Separately, Tan stated during an investor webcast that the firm anticipates a significant rebound in the ride-hailing sector in the fourth quarter, particularly in Indonesia, Malaysia, and Vietnam, as vaccination rates rise in the area.
Nikkei Asia reported that the government of Vietnam has assigned its central bank in the R&D of its very own blockchain-based digital currency. The policy came forth in Prime Minister Nguyen Xuan Phuc’s Decision 942, which outlined the government’s approach to digitalizing the country with virtual currency based on blockchain technology by 2030.
According to Nikkei, Binh Nguyen Thanh, a coordinator at RMIT University Vietnam’s FinTech-Crypto Hub, said that the government authorities will have more control over the virtual money than having it be left to decentralized software and private enterprises. Thanh quoted, “I think they will look at how the experiment in other countries goes.” As back in October 2020 last year, Cambodia launched a state-backed digital coin called “Bakong,” while neighboring countries like Cina and Thailand are reported to have similar thoughts.
He further explained that in Vietnam, cryptocurrency is as it is, will remain in the grey area of an obscured regulation. Dabbling in bitcoin and applying it as a means of payment is a violation of the law and may be subjected to administrative or criminal sanctions.
Docosan, an online startup platform designed to connect patients to the right doctor 24/7 in Vietnam, has announced that it raised more than USD 1million in seed capital.
AppWorks, a Taiwan-based technology venture company, led the capital investment, which was considered one of the most significant seed investments for a healthcare startup in Vietnam.
The seed round was joint by Huat Ventures, a Singaporean venture capital company, and a biotechnology entrepreneur, David Ma.
In an earlier interview, Beth Ann Lopez, co-founder of Docosan, has pointed out the inauspicious state of health sectors in the absence of digital transformation and shared what inspired its establishment.
“Despite being plagued by chronic inefficiencies such as long lines, unpredictable hours, and uncertain quality, the health sectors of many emerging markets remain largely unchanged by new technology,” said Beth Ann Lopez.
“I’ve seen how smartphones have changed the way that businesses are run in Vietnam – it’s possible to order a motorbike on Grab, or a bowl of phở on Now, or anything else you want on Shopee. However, one area that hasn’t been affected by this digital transformation is healthcare,” she added.

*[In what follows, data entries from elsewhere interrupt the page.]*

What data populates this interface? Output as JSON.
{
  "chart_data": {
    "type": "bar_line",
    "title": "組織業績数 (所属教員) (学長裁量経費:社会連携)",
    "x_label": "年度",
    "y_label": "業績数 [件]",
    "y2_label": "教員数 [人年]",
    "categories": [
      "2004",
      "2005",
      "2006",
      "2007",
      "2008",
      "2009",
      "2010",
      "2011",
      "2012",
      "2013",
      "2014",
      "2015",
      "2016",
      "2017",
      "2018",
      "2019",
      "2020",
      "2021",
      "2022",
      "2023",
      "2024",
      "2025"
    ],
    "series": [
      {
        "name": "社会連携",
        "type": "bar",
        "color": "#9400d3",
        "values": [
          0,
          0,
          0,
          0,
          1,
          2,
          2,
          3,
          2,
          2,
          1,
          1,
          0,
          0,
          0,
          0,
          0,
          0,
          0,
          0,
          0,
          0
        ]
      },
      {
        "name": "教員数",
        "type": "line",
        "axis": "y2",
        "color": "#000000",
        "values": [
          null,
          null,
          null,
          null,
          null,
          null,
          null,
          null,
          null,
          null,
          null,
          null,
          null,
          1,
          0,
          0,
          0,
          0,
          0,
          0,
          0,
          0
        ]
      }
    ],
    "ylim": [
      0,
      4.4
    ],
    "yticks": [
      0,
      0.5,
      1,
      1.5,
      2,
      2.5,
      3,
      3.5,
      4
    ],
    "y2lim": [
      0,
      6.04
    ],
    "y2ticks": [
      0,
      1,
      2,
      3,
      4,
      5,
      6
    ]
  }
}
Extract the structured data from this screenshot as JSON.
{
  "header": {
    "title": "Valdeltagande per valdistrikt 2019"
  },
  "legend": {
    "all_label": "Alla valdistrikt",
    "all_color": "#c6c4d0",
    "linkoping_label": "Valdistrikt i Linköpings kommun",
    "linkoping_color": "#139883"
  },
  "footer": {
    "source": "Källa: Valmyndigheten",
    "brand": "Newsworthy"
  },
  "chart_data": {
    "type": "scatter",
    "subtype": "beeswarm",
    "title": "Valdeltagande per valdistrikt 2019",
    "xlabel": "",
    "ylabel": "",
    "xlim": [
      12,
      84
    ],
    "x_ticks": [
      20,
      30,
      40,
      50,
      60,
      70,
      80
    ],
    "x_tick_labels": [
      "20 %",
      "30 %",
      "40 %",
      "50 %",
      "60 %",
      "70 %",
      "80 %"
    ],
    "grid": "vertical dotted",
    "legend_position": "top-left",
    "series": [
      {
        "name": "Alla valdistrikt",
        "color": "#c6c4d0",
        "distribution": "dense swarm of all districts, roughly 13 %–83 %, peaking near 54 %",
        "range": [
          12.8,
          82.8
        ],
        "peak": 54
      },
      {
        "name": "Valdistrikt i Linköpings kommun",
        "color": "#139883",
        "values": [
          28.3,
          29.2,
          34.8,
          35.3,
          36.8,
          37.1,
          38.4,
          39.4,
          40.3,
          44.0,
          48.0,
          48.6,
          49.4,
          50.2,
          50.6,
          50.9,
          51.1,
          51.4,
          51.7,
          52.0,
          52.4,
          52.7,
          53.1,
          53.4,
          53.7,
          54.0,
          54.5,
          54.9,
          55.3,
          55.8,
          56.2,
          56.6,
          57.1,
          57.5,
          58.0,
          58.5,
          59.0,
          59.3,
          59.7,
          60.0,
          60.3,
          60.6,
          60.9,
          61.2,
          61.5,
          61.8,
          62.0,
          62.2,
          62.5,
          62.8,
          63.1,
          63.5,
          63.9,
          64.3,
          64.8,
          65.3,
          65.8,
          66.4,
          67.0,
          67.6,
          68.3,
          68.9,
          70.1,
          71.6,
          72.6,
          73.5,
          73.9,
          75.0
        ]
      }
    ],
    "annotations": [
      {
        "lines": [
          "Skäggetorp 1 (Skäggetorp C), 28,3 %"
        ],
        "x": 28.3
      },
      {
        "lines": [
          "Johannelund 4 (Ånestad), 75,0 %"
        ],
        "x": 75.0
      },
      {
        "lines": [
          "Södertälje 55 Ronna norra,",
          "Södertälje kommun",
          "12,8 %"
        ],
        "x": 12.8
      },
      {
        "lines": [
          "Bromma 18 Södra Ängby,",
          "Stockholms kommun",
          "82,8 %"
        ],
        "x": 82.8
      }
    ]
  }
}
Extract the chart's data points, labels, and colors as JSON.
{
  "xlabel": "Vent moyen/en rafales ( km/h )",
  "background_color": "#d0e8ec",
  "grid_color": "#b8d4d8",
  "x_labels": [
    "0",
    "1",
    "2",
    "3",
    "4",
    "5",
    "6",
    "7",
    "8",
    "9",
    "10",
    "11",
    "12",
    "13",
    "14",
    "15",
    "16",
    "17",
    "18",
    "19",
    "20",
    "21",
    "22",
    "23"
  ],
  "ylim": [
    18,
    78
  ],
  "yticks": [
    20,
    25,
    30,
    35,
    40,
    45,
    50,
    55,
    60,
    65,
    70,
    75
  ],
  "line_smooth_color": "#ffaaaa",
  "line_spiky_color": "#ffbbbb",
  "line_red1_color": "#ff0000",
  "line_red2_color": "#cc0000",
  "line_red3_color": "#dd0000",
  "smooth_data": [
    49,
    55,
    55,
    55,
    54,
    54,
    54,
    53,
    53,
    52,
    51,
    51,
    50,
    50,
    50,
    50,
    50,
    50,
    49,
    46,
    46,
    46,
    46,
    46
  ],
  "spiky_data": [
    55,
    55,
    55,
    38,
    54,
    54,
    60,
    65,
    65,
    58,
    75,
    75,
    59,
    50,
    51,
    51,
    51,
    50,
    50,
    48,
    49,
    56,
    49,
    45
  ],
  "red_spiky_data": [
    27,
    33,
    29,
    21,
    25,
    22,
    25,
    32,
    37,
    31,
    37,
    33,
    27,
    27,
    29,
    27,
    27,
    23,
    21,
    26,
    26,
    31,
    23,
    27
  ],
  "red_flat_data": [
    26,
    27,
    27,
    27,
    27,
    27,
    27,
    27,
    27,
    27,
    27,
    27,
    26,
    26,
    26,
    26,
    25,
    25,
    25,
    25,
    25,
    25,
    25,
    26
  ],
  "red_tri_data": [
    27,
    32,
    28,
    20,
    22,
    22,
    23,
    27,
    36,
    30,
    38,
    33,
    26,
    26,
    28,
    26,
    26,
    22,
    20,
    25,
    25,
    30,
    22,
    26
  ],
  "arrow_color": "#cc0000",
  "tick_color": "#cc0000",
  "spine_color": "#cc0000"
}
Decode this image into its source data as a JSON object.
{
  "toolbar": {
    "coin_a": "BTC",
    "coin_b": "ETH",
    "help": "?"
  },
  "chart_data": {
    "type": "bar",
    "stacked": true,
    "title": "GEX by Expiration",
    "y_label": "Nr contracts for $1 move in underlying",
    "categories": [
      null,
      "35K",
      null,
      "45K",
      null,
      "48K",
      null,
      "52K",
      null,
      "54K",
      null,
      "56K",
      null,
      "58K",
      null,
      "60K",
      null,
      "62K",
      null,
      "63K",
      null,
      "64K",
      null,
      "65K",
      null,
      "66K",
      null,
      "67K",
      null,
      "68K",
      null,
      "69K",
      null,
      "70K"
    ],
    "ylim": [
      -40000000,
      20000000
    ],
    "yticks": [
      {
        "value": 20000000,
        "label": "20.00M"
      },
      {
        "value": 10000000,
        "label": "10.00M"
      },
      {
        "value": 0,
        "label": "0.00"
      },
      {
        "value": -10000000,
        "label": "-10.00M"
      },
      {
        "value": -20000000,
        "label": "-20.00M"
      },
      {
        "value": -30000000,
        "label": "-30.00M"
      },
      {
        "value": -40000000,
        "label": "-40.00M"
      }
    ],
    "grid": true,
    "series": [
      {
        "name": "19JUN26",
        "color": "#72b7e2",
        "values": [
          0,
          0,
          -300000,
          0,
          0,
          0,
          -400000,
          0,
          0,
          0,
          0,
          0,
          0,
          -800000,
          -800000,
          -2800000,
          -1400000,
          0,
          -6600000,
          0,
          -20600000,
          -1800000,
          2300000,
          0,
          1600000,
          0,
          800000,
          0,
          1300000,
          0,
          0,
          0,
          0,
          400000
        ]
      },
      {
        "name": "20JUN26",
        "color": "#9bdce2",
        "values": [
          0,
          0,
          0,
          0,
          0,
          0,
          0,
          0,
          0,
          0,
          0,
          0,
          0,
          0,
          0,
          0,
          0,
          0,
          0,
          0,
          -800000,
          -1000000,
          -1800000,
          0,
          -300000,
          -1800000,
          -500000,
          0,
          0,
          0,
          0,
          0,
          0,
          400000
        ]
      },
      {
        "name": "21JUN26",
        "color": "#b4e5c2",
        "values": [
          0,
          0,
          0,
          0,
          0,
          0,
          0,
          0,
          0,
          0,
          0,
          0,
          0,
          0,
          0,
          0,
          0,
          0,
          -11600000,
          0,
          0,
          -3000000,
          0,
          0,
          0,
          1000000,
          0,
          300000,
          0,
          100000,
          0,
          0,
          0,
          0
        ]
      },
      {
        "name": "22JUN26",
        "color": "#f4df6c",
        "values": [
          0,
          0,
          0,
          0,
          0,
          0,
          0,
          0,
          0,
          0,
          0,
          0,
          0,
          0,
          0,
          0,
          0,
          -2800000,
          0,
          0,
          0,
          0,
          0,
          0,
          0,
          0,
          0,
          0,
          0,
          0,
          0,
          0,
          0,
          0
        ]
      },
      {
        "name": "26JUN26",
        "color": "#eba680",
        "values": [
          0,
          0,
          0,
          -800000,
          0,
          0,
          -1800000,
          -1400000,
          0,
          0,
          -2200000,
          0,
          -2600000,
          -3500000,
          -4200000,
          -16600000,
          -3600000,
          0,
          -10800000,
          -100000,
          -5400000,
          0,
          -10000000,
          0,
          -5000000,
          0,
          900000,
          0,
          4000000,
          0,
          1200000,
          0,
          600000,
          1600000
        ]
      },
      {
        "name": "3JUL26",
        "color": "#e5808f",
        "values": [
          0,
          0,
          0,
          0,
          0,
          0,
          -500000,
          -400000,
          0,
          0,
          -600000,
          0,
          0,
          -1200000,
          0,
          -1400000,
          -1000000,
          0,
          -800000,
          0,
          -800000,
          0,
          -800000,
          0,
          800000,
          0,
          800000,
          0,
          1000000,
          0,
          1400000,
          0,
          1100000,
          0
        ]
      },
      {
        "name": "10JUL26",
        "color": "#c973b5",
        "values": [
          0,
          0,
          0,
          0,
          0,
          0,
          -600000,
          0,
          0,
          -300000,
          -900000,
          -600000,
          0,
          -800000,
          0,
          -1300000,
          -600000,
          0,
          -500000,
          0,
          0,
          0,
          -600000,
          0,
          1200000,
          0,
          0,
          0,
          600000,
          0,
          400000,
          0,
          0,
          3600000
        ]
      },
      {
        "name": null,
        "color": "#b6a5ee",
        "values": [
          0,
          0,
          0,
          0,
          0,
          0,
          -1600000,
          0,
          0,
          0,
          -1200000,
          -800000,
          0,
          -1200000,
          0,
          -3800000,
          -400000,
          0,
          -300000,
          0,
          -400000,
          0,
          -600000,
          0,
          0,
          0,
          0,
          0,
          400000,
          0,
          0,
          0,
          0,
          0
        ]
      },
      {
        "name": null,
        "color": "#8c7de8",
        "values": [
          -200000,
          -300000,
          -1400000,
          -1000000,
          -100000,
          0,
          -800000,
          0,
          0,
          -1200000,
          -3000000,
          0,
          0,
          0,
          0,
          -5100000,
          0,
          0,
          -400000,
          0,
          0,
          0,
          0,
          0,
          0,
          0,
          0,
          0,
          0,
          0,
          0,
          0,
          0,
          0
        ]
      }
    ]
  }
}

Beth further explained that bringing the same convenience and transparency in other digital market forums into health sectors would greatly benefit both patients and doctors, and saves more lives.
The demand for digitalized healthcare has been seen on the rise, especially since the outbreak of Covid-19.
Since 2020, Docosan has registered more than 300 trusted medical practitioners in different medical fields, ranging from general clinical services to specialized medical areas such as neurology.
Registered doctors are mainly located in Hanoi and Ho Chi Minh City, and Docosan seeks to expand its web across Vietnam in the future to connect patients to doctors all over the country.
Patients can easily avoid the hassle of lining up to register for a doctor’s visit simply by downloading the app. The app allows patients to compare healthcare providers, make an appointment, engage in live chat for inquiry, and manage their health data free of charge.
The company enforces operational efficiency through cloud-based scheduling and Customer Relationship Management (CRM) system, and data privacy by integrating HIPAA (America’s Health Insurance Portability and Accountability Act) for greater security.
Focusing on expansion within Vietnam, Docosan has also hoped to expand its reach globally in the future.